Leap Second Crashes Internet: Several Sites Down Because Of Extra Second


It was a rough weekend for the internet. First there were the storms on Friday night that knocked out power to Amazon servers, crashing popular sites like Instagram and Pinterest, and then a leap second added to Saturday night to align clocks with the earth’s rotation wreaked havoc on sites unprepared for the added time.

Sites like Reddit, Yelp and the Gawker network were caught by surprise, reported Gizmodo, which was also taken down. The sites were left down for hours as administrators worked to fix servers thrown off by the extra second.

The leap second was inserted to atomic clocks across the world at 12 a.m. Grenwich Meridian Time, allowing them to stay in unison with the planet’s rotation. Though the leap second occurs regularly—24 times since 1972—the clocks used in servers, networks and laptops aren’t used to seeing the same second occur twice in a row, Gizmodo reported.

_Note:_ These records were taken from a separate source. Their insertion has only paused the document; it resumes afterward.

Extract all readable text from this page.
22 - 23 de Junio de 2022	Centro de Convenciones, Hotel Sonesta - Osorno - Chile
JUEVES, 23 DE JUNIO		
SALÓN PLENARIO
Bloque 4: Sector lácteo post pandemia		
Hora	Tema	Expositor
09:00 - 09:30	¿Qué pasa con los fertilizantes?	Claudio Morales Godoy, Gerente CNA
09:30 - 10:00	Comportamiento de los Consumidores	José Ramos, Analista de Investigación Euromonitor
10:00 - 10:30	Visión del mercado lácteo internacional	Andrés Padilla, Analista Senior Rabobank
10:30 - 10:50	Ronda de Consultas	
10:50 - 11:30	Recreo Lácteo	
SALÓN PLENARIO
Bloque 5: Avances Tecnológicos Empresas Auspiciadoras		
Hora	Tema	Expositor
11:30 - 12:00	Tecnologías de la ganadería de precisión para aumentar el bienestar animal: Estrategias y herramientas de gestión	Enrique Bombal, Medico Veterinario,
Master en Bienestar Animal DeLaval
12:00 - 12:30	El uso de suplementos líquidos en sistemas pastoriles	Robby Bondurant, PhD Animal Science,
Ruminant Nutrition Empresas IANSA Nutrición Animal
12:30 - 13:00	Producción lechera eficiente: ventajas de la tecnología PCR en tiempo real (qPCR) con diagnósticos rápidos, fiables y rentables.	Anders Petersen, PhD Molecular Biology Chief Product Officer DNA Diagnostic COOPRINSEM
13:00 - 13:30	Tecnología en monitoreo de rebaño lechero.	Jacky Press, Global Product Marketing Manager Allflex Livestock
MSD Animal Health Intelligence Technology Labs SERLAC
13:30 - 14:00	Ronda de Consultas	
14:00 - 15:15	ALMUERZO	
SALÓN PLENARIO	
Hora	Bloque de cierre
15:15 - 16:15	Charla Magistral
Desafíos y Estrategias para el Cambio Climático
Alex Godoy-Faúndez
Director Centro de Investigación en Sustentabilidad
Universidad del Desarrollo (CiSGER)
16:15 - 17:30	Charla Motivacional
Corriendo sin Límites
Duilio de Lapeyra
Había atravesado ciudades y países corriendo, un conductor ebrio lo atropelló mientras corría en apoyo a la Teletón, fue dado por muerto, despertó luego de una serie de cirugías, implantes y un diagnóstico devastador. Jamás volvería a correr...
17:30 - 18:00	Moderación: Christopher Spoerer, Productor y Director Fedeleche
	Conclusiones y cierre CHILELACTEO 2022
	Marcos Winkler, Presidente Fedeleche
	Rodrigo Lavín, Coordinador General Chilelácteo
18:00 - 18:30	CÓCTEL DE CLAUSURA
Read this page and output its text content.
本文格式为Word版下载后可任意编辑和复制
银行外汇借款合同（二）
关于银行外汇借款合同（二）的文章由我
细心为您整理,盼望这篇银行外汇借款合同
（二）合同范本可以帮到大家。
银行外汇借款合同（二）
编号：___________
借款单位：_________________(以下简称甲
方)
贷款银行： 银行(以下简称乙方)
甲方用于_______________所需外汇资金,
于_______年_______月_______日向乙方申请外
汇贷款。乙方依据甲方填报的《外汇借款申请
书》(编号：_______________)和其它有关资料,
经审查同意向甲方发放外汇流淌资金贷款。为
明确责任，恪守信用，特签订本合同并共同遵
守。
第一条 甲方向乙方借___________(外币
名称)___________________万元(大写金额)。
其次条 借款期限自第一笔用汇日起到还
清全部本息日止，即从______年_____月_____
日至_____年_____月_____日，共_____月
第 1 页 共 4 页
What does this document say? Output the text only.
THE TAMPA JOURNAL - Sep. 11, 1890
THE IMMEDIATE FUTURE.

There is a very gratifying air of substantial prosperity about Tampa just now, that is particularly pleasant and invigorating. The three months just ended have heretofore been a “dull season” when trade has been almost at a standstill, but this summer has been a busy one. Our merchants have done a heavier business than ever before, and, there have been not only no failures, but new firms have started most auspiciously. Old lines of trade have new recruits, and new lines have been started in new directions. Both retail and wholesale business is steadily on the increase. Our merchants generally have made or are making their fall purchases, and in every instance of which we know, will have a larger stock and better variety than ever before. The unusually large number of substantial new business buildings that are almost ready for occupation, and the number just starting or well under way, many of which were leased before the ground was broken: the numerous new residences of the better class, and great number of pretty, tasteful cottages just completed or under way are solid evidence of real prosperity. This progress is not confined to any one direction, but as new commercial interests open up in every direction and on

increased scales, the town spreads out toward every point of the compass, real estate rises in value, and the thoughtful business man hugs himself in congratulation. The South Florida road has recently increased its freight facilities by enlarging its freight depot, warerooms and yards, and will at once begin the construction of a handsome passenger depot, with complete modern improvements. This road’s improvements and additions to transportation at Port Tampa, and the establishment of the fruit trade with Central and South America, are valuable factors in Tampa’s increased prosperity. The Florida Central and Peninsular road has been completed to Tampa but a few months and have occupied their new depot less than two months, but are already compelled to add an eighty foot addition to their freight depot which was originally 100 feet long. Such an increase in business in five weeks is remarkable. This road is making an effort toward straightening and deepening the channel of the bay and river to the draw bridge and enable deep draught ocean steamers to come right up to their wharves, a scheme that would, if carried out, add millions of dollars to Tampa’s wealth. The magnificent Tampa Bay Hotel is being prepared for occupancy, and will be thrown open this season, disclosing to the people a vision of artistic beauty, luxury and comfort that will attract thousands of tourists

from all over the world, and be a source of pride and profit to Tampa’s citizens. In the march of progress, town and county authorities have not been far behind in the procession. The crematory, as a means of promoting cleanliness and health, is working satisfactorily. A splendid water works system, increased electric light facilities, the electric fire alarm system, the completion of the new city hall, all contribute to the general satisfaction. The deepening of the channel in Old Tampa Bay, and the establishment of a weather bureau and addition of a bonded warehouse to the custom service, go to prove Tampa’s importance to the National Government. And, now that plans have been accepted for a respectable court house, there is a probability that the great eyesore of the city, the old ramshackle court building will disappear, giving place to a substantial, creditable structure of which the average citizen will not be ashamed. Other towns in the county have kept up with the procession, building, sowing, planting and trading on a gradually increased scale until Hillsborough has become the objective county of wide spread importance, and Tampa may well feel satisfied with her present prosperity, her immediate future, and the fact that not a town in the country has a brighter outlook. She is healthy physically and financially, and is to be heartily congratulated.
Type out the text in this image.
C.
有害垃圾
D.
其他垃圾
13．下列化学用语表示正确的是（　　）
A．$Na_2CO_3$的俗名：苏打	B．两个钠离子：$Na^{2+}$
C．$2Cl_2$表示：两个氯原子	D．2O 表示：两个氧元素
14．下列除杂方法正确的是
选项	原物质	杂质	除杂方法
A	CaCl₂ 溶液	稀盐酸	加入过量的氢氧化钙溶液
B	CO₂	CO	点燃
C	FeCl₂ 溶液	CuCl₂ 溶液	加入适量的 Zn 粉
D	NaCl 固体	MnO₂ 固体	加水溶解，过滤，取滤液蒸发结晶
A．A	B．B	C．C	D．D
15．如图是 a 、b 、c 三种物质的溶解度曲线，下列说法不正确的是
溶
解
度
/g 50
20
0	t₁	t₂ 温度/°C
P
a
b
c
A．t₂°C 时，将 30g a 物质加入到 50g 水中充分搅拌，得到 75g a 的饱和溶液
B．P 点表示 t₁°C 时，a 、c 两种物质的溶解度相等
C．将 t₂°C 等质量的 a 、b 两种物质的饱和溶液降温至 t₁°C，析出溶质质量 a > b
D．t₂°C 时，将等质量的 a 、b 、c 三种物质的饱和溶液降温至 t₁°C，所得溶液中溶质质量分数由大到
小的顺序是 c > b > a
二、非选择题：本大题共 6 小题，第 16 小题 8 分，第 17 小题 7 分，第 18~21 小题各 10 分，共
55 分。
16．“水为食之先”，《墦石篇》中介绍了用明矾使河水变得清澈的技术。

Reddit made a post to Twitter alerting its followers that the site was suffering problems with its open source database, and Mozilla posted a bug report saying that it was having database problems of its own, Wired reported. Gawker was particularly unprepared—the site was running an article on Friday alerting readers about the extra second, but still failed to account for it in its servers.

Not all sites were taken by surprise by the leap second. Google had seen the difficulties coming and gradually added milliseconds to each of its update leading up to the second. By the time the extra second came around, Google’s servers had already caught up.